La bulle cassée
Le patron a l’impression parfois de vouloir volontairement vivre dans une bulle. Il évite de lire la presse égyptienne, regarde rarement les chaines de télé égyptiennes, vit tranquillement sans trop se soucier des tumultes sociopolitiques qui l’entourent. Cela peut choquer beaucoup de ceux qui l’entourent ou ses lecteurs. Mais, ça fait déjà plusieurs années qu’il a opté pour ce mode de vie pour pouvoir garder une certaine sérénité, moyen indispensable quand on veut survivre dans un pays comme l’Egypte. Il avait souvent entendu quelques amis et lecteurs du blog lui dire qu’il ne voyait que le coté rose de la vie en Egypte, qu’il essayait toujours de tout embellir. Certes, mais c’est un choix volontaire, comme le fait de tenir une boussole et la diriger vers ce qui est positif pour pouvoir avancer. Mais, parfois, malheureusement, les évènements de la vie le poursuivent comme un dragon des profondeurs des mers qui surgi à la surface et l’oblige à voir la vérité en face. Le monde politique ne l’a jamais intéressé. Il sait que derrière chaque idéal aussi positif soit-il, l’intérêt humain rentre en jeu et pourri tout effort d’investissement personnel. A quoi bon s’investir alors ? Vaut mieux vivre sur son nuage rose, s’extasier devant un sourire d’enfant, un bonjour affectueux d’un inconnu, ou tout simplement un chat roupillant sur les genoux d’un vieux rêveur. Mais, lorsqu’on vit en Egypte, et surtout lorsque le Président américain décide de visiter le Caire, le patron n’arrive pas à rester indifférent. Ce n’est pas le discours que la nouvelle star américaine prononcera, ni l’impacte politique sur le moyen orient ! Il s’en tape le patron ! C’est surtout les mesures de sécurité invraisemblables que l’Etat a prises pour le cortège de l’Américain. La Star américaine a eu l’idée saugrenue de prononcer son discours de l’université du Caire, au sud du Caire, dans un quartier extrêmement bloqué par la circulation et entouré de milliers d’immeubles. Mais pour en arriver là (comme dirait Dalida), il devra traverser le Caire en entier, du nord (là où se trouve l’aéroport) jusqu’au Sud.

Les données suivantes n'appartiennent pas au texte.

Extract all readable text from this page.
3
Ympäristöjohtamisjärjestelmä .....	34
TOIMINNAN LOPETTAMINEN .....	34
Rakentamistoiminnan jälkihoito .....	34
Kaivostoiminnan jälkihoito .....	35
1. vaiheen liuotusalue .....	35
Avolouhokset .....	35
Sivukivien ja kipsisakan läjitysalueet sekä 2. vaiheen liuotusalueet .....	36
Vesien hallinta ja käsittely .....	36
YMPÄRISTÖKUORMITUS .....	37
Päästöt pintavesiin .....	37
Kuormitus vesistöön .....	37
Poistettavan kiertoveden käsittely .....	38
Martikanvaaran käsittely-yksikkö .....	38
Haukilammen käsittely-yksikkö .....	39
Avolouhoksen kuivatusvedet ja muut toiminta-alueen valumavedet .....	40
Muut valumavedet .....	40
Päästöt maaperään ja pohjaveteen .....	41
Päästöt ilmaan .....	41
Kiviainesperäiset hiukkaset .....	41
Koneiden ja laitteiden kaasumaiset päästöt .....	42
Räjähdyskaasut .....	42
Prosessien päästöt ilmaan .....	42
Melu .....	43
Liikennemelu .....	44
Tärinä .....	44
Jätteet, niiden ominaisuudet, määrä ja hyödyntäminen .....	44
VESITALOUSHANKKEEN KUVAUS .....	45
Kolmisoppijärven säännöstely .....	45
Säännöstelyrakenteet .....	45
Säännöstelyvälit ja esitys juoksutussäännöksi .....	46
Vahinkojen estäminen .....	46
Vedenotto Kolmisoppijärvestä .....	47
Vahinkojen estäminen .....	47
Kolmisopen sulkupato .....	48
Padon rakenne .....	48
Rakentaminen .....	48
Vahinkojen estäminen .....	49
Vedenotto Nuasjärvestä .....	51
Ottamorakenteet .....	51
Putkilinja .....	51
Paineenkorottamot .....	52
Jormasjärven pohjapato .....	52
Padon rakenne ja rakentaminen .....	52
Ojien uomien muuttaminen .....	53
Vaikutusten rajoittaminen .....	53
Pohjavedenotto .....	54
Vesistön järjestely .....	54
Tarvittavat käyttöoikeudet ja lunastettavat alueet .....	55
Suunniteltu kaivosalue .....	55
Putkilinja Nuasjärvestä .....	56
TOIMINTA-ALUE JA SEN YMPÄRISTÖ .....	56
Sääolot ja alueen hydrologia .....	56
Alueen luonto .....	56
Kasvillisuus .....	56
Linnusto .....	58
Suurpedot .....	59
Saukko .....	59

Du coup, une des artères principale qui passent tout près de la pension de la joie, la rue Khalifa el Maamoun, là où se trouvent des centaines d’immeubles de luxe, de milliers de magasins de tout genre, voire une université regroupant six facultés où des milliers d’étudiants passent actuellement leurs examens finaux, toute cette artère va vivre un moment unique : Ce n’est certainement pas la joie de pouvoir faire un petit coucou à la star américaine ! Bien au contraire : Tous ces édifices cités se sont trouvés avec des tractes distribué depuis deux jours leur interdisant ce qui suit : stationnement et circulation de voitures, ouverture de fenêtres et de balcon de tous les immeubles tout au long de la rue, promenade à pied dans la rue.
En plus, il y a aussi la fermeture obligatoire des milliers de magasins de cette rue alors que ce n’est pas un jour férié ! Ces mesures seront appliquées à partir de neuf heures du matin jusqu’à dix sept heures. A remarquer que le stationnement dans la rue sera interdit depuis la veille. Quand on vit au Caire, et qu’on sait que les immeubles sont construits sans garage pour parking, qu’on est en plein été et qu’on ne peut même pas ouvrir les fenêtres pour aérer, qu’ aucun de ces magasins ne sera indemnisé pour sa journée de congé forcée, que l’université en entier a dû annuler des examens finaux et les déplacer retardés de quelques jours bousculant les étudiants dans leurs programmes de révision, on se demande bien pourquoi notre star américaine n’a tout simplement pas prononcé son discours qui changera le monde, et encore, de sa petite maison blanche ?
Le patron lui, sera obligé lui aussi d’annuler toutes ses sorties ce jour là, restera tranquillement sur son balcon, qui ne donne heureusement pas sur la grande artère interdite, en espérant que ce cauchemar se termine le plus vite possible.